Chimères mondialistes
Selon l’économiste Christophe Ramaux, le plus important est de laisser les peuples choisir leur destin. Grâce notamment aux régulations publiques, qui ne peuvent être que nationales.
dans l’hebdo N° 1160 Acheter ce numéro
L’exploitation salariale comme ressort du capitalisme : tel est le cœur de l’analyse de Marx. Pour le reste, nulle trace chez lui d’une pensée des deux principaux leviers de l’émancipation : l’État social et la démocratie. À sa décharge, les deux n’étaient qu’embryonnaires au milieu du XIXe siècle. Partant, nulle trace non plus d’une pensée progressiste du cadre dans lequel ils se sont déployés : la nation. D’où son plaidoyer hallucinant en faveur du libre-échange en 1847. Son diagnostic est pourtant clair : « Le libre-échange ? C’est la liberté du capital. » Sa conclusion ? « Le système du libre-échange est destructeur. Il dissout les anciennes nationalités et pousse à l’extrême l’antagonisme entre bourgeoisie et prolétariat. En un mot, le système de la liberté commerciale hâte la révolution sociale. C’est seulement dans ce sens révolutionnaire […] que je vote en faveur du libre-échange. » On a lu chez lui dialectique plus fine…

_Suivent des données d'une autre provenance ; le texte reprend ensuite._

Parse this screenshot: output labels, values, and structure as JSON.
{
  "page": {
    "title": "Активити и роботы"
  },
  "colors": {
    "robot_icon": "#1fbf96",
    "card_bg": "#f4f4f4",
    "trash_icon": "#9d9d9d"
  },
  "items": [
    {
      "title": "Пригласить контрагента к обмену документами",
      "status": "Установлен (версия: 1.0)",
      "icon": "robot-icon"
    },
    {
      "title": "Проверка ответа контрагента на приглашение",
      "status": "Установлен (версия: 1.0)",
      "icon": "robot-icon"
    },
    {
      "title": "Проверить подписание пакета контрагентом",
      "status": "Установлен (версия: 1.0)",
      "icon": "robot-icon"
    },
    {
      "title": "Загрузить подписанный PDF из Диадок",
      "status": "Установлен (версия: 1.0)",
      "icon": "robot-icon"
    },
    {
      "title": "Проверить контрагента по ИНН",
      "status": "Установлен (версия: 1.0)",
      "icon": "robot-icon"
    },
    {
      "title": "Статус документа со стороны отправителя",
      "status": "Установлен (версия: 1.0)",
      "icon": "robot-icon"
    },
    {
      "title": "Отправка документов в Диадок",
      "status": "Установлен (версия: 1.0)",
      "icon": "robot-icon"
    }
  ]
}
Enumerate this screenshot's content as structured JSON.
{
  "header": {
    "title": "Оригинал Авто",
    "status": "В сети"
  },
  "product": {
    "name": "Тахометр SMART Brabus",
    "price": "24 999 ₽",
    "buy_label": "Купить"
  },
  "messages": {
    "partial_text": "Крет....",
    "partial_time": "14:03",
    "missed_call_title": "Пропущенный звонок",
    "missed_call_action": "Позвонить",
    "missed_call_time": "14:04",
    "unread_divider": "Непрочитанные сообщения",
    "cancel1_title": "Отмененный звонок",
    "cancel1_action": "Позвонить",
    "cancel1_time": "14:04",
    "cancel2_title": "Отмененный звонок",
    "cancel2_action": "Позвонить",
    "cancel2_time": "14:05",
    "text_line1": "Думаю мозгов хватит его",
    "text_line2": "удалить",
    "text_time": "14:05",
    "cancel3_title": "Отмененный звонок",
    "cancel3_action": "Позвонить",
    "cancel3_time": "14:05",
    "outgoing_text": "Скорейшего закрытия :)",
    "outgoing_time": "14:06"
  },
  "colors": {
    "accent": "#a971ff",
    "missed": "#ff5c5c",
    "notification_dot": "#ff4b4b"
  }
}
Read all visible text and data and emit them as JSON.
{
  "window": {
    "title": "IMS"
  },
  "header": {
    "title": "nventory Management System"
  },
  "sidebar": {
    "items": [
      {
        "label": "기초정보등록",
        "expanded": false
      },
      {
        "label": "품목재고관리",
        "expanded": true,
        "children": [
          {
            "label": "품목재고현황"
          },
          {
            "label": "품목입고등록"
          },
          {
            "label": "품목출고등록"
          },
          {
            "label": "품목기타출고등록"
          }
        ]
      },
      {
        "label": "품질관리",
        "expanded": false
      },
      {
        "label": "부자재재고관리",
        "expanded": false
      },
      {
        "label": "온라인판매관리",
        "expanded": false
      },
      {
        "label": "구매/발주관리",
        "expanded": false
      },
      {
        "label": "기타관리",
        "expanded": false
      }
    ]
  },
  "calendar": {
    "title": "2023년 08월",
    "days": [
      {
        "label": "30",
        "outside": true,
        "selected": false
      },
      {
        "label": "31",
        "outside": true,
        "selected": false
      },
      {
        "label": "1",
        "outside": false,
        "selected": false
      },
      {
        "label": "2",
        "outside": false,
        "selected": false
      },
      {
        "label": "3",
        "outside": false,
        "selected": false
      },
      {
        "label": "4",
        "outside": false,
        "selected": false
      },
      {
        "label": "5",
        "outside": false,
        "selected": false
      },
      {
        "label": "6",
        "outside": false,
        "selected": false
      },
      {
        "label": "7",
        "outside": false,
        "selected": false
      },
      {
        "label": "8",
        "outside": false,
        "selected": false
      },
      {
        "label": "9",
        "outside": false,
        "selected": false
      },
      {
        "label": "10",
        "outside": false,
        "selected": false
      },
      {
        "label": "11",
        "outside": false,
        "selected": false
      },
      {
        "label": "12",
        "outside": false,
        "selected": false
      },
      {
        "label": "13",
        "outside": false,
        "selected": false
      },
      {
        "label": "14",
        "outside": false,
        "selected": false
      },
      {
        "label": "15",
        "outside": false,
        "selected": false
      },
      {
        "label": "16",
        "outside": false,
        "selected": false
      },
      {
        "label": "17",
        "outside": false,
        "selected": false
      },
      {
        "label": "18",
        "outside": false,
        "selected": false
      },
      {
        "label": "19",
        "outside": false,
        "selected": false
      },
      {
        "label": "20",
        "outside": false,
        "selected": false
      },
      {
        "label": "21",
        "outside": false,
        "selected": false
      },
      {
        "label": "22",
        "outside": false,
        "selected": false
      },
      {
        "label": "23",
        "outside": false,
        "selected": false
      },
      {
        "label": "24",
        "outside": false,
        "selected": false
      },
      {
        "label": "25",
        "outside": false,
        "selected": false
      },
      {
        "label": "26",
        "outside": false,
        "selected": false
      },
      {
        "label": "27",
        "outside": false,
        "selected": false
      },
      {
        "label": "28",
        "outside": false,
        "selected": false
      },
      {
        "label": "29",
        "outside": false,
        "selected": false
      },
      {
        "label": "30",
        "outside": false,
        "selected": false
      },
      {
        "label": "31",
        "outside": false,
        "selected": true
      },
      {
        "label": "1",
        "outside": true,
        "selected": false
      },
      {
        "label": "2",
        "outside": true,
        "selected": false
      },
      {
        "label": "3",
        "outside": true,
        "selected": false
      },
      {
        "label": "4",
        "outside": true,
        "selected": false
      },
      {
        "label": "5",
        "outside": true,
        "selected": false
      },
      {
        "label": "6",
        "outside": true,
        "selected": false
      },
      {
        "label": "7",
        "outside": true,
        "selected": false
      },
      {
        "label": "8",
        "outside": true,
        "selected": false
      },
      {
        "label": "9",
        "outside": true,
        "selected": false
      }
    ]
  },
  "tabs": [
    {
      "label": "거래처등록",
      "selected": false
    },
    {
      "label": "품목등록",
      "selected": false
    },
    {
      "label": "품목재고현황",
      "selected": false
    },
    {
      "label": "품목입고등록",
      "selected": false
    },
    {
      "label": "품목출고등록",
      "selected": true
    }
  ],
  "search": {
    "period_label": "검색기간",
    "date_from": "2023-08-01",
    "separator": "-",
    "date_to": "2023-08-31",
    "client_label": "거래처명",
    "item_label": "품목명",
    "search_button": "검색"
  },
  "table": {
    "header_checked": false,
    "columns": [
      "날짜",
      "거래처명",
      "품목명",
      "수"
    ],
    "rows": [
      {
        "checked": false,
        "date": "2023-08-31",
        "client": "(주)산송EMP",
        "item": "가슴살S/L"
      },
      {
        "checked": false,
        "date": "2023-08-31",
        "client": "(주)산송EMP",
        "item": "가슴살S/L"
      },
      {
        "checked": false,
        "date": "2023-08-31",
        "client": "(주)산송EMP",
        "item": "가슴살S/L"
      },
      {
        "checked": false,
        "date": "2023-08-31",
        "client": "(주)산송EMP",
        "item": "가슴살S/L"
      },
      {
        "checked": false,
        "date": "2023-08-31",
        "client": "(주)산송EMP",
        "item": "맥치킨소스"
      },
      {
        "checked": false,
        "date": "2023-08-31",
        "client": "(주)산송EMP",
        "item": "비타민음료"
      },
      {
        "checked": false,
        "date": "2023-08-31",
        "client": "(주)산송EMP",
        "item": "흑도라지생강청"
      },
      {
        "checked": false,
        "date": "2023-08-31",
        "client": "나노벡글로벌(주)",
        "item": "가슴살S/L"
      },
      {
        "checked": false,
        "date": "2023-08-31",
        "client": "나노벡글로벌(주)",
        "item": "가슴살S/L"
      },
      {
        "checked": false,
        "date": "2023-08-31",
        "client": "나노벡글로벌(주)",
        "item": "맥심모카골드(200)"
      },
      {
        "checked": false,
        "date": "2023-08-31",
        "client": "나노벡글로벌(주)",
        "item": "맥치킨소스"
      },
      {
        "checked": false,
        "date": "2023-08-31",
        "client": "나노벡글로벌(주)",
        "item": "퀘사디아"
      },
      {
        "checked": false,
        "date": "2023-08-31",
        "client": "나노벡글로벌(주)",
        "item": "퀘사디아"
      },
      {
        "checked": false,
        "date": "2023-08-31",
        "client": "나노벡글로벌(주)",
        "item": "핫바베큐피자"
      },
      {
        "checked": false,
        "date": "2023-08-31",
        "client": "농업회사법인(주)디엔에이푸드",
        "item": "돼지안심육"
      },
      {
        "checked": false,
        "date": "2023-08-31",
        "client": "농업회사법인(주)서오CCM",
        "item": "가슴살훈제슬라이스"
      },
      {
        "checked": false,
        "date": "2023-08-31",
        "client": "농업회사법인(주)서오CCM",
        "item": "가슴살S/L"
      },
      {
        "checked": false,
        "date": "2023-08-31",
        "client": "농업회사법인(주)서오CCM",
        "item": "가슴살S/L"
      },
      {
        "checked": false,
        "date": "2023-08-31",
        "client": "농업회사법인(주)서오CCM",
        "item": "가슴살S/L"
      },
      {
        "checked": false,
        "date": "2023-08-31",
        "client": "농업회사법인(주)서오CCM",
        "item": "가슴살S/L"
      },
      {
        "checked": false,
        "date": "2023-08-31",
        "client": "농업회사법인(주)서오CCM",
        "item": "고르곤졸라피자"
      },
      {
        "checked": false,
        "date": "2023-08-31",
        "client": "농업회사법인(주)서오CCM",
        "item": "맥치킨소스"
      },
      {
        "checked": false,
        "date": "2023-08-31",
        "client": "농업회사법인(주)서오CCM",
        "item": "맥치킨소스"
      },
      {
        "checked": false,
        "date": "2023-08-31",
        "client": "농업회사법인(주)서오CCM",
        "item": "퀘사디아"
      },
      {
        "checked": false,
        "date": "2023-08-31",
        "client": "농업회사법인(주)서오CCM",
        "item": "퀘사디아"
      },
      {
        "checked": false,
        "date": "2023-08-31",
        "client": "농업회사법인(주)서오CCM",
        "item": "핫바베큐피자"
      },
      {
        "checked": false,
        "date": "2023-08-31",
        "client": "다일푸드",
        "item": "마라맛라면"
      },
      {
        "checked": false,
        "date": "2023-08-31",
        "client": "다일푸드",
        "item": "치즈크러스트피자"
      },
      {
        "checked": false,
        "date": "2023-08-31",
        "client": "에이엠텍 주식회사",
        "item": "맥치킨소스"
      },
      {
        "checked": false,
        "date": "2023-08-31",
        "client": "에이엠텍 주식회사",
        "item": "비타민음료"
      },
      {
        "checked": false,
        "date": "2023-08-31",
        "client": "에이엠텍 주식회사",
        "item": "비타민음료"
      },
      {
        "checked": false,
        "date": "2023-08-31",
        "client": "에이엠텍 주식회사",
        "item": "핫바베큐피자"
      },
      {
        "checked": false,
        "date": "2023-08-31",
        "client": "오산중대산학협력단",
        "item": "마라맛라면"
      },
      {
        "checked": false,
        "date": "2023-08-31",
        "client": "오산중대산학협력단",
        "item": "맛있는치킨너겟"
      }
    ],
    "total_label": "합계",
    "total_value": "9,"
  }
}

La mondialisation est l’arme principale par laquelle s’est imposé le capitalisme néolibéral ces trente dernières années. Comme toujours, c’est la politique qui prime. Le peuple n’a pas et ne peut avoir de prise directe à l’échelle mondiale. Il n’y a pas de République mondiale (quel monstre bureaucratique serait-elle ?), or c’est la République qui institue des citoyens, si du moins on ne réduit pas la citoyenneté à des bons sentiments (celui infantile et prétentieux d’être un « citoyen du monde » par exemple). C’est dans le cadre national que s’exerce la démocratie et donc (même si cela n’est jamais simple) le pouvoir du peuple. Les peuples arabes l’ont compris. C’est le drapeau national de leur pays (et non le rouge ou le vert), qu’ils ont brandi contre les autocrates prétendant le représenter. Et cela pour imposer la plus élémentaire des exigences : la démocratie représentative avec des élections libres. L’histoire, en France comme ailleurs, en témoigne : les révolutions sociales sont quasiment toujours aussi une libération nationale.
La mondialisation du capital a été celle de la finance et des échanges. Selon une lecture marxiste étroite, seul le conflit capital-travail importe, et la financiarisation ne serait elle-même que la réalisation de l’essence du capitalisme. Nul lieu dans cette optique d’opposer donc logiques industrielle et financière. Les partisans de cette lecture s’accordent pourtant à dénoncer la libéralisation financière, mais rechignent à envisager des protections commerciales. Comment expliquer cet étonnant paradoxe ? L’explication est évidente : pour certains, le grand fantôme est la nation. À défaut d’en avoir une autre conception que celle que lui donne le Front national… ils la rejettent. Vive le mondialisme donc !
Keynes, dans un joli texte de 1933 (« L’autosuffisance nationale »), rompt avec le libre-échange. « L’important pour mon propos est ceci. Chacun d’entre nous aime agir à sa guise. » Bref, il faut laisser aux peuples la possibilité de choisir leur destin. C’est ainsi qu’il sera possible de progresser « vers la république sociale idéale » .
La démondialisation est salutaire. Des dirigeants d’Attac se sont imprudemment prononcés contre. Ils indiquent que le « retour à des régulations essentiellement nationales ne résoudrait aucun des problèmes » . Comme si ces régulations avaient déjà disparu ! Où comment conforter dans les esprits les rêves du capital. Les régulations publiques existent encore pourtant, et elles sont essentiellement nationales : protection sociale (le tiers du revenu des ménages en France), services publics (30 % des emplois), droit du travail (3 000 pages du code du travail), fiscalité, politique budgétaire, etc. Dans certains domaines, il y a bien lieu de déployer des politiques internationales, au niveau européen ou même mondial. Mais, pour avancer enfin, réfléchissons concrètement aux domaines en question. Où l’on saisira que, pour le progrès écologique et social, la plus grande part de l’intervention publique doit être nationale.